In April, the National Grocers Association and the National Association of Convenience Stores petitioned to delay the compliance deadline previously scheduled for May 5, 2017. The federal Nutrition Labeling of Standard Menu Items in Restaurants and Similar Retail Food Establishments final rule requires food establishments with 20 or more locations to post calorie counts and other similar nutrition information for each food item available on menus.

This is the third delay of the rule’s enforcement date, which was originally meant to take effect in December 2015. The rule has been hotly contested as being overly burdensome for the industry. Those opposed to the rule also have cited constitutional issues. A 60-day comment period on the rule begins May 4.

The April 5 petition did not request a specific time for the delay, though the FDA settled on the one-year delay.

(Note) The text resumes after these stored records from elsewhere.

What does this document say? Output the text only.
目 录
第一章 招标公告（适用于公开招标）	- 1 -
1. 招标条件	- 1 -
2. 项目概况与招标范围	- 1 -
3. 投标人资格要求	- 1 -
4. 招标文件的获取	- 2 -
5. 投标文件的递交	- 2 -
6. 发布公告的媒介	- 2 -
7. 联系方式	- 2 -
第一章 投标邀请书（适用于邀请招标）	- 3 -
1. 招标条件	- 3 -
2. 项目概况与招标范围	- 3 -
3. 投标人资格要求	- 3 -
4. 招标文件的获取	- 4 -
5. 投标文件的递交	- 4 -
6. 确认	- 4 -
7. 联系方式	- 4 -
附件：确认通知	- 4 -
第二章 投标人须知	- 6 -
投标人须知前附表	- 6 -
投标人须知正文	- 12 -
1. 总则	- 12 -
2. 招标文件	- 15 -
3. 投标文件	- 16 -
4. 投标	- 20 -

Instead, the scope of the rule is the primary outstanding issue. Along with this most recent delay, the FDA has invited further comments from interested parties.

The rule is not exclusive to restaurants. Self-serve and prepared foods at places like a grocery store deli or prepared food offerings are also subject to the labeling requirements. Restaurants and retail food establishments not required to provide nutrition information may elect to do so by registering with the FDA every other year. Nutrition information must be available on in-store marketing materials as well as vending machines.